12.7 Summaries with the broom package

If we want to use them to do anything else, the way we’ll usually summarize the estimated coefficients of a linear model is to use the broom package’s tidy function to put the coefficient estimates into a tibble.

tidy(lm(fat ~ protein, data = nnyfs),
            conf.int = TRUE, conf.level = 0.95) |>
    kbl(digits = 3) |>
    kable_styling(full_width = FALSE)
term estimate std.error statistic p.value conf.low conf.high
(Intercept) 18.895 1.533 12.325 0 15.887 21.902
protein 0.725 0.021 34.868 0 0.684 0.766

We can also summarize the quality of fit in a linear model using the broom package’s glance function. For now, we’ll focus our attention on just one of the many summaries available for a linear model from glance: the R-squared value.

glance(lm(fat ~ protein, data = nnyfs)) |> 
  select(r.squared) |>
  kbl(digits = 3) |>
  kable_styling(full_width = FALSE)
r.squared
0.445

We’ll spend a lot of time working with these regression summaries in this course.

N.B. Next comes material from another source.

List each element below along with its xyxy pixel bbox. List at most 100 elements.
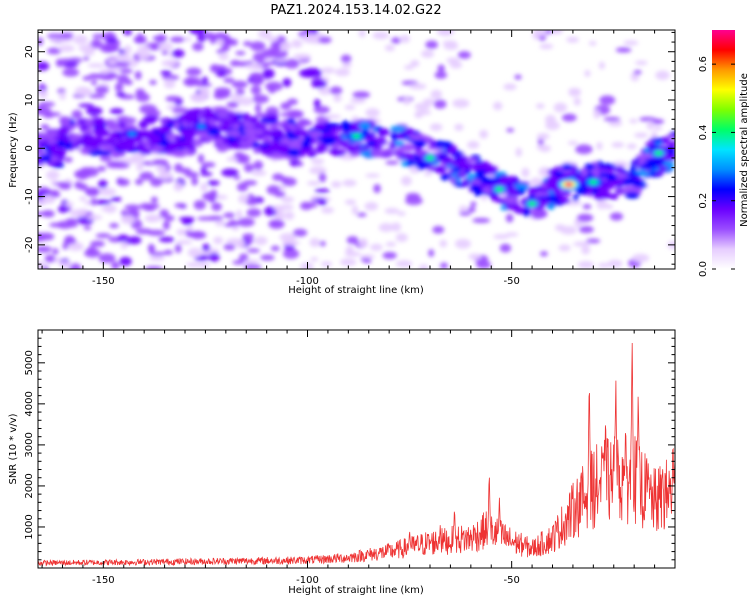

12.8 Key Takeaways from a Simple Regression

For now, it will suffice to understand the following:

  • The outcome variable in this model is fat, and the predictor variable is protein.
  • The straight line model for these data fitted by least squares is fat = 18.895 + 0.725 protein
  • The slope of protein is positive, which indicates that as protein increases, we expect that fat will also increase. Specifically, we expect that for every additional gram of protein consumed, the fat consumption will be 0.725 gram larger.
  • The multiple R-squared (squared correlation coefficient) is 0.445, which implies that 44.5% of the variation in fat is explained using this linear model with protein.
  • This also implies that the Pearson correlation between fat and protein is the square root of 0.445, or 0.667. More on the Pearson correlation soon.

So, if we plan to use a simple (least squares) linear regression model to describe fat consumption as a function of protein consumption in the NNYFS data, does it look like a least squares (or linear regression) model will be an effective choice?

One way to study this is through looking at correlation: which is our next subject.